Almost Everywhere Generalized Phase Retrieval

TL;DR

This paper extends the concept of almost everywhere phase retrieval to generalized quadratic measurements, establishing minimal measurement bounds and covering real, complex, and fusion frame cases with new theoretical insights.

Contribution

It provides new results on the minimal number of measurements needed for almost everywhere phase retrieval in real and complex settings, including special cases like orthogonal matrices and fusion frames.

Findings

For real matrices, N ≥ d+1 generic matrices suffice.

For complex matrices, N ≥ 2d matrices are sufficient.
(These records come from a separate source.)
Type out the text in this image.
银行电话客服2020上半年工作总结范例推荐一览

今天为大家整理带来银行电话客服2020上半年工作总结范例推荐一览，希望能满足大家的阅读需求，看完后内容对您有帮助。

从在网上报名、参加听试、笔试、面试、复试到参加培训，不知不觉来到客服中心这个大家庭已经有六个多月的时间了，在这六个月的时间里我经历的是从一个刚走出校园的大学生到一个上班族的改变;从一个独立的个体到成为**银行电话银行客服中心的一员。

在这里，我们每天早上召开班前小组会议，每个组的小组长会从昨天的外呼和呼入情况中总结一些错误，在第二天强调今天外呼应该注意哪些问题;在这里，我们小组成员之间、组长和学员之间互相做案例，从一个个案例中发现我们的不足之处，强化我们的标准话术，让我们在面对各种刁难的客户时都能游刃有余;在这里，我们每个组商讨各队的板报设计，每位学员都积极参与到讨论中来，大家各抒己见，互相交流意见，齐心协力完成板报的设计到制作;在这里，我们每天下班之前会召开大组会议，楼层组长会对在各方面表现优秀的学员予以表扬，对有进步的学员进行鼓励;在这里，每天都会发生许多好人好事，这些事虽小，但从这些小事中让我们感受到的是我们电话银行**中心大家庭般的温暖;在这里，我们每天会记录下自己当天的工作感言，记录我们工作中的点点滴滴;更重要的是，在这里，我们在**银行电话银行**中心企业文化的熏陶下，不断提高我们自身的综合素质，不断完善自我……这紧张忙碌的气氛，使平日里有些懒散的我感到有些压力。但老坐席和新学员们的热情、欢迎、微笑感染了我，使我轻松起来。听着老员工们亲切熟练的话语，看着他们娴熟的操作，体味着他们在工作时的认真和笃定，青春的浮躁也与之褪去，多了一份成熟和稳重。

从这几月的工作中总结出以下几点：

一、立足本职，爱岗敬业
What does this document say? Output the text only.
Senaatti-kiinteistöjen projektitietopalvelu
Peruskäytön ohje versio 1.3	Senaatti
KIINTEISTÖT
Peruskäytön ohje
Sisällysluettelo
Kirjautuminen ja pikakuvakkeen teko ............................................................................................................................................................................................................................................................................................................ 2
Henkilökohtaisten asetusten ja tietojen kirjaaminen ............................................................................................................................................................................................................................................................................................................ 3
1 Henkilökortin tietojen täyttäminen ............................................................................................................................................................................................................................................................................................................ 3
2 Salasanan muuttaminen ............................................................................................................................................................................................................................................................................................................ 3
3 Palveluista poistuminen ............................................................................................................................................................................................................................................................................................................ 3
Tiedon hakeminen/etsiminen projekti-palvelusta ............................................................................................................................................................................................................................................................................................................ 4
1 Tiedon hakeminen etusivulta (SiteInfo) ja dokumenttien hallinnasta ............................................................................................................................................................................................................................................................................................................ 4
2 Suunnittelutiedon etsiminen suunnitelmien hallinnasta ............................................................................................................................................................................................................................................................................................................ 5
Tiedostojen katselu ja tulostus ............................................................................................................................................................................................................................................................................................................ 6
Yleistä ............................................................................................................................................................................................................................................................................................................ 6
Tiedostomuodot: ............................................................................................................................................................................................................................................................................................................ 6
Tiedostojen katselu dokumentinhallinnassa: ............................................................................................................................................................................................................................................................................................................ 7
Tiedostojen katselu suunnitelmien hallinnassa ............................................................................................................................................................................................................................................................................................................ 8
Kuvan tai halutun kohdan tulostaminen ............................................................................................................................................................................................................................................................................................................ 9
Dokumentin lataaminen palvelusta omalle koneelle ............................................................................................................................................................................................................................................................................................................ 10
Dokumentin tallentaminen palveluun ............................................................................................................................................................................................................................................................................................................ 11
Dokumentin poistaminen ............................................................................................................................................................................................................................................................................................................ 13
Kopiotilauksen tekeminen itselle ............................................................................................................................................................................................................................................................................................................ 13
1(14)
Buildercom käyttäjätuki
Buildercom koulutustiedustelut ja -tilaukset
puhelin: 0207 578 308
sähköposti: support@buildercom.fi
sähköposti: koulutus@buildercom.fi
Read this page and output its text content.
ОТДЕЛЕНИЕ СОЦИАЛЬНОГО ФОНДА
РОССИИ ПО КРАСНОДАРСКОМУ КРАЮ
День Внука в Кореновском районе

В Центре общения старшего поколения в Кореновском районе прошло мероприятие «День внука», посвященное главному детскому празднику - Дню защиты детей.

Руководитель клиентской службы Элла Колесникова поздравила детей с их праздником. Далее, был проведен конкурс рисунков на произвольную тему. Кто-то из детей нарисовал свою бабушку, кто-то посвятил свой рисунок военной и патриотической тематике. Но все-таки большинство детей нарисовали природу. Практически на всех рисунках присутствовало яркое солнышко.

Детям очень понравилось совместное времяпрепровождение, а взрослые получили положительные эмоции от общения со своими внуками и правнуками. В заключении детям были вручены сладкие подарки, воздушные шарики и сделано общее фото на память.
Existence of N=d (real) and N=2d-1 (complex) matrices with the property.

Abstract

The aim of generalized phase retrieval is to recover $\mathbf{x}\in \mathbb{F}^d$ from the quadratic measurements $\mathbf{x}^*A_1\mathbf{x},\ldots,\mathbf{x}^*A_N\mathbf{x}$, where $A_j\in \mathbf{H}_d(\mathbb{F})$ and $\mathbb{F}=\mathbb{R}$ or $\mathbb{C}$. In this paper, we study the matrix set $\mathcal{A}=(A_j)_{j=1}^N$ which has the almost everywhere phase retrieval property. For the case $\mathbb{F}=\mathbb{R}$, we show that $N\geq d+1$ generic matrices with prescribed ranks have almost everywhere phase retrieval property. We also extend this result to the case where $A_1,\ldots,A_N$ are orthogonal matrices and hence establish the almost everywhere phase retrieval property for the fusion frame phase retrieval. For the case where $\mathbb{F}=\mathbb{C}$, we obtain similar results under the assumption of $N\geq 2d$. We lower the measurement number $d+1$ (resp. $2d$) with showing that there exist $N=d$ (resp. $2d-1$) matrices $A_1,\ldots, A_N\in \mathbf{H}_d(\mathbb{R})$ (resp. $\mathbf{H}_d(\mathbb{C})$) which have the almost everywhere phase retrieval property. Our results are an extension of almost everywhere phase retrieval from the standard phase retrieval to the general setting and the proofs are often based on some new ideas about determinant variety.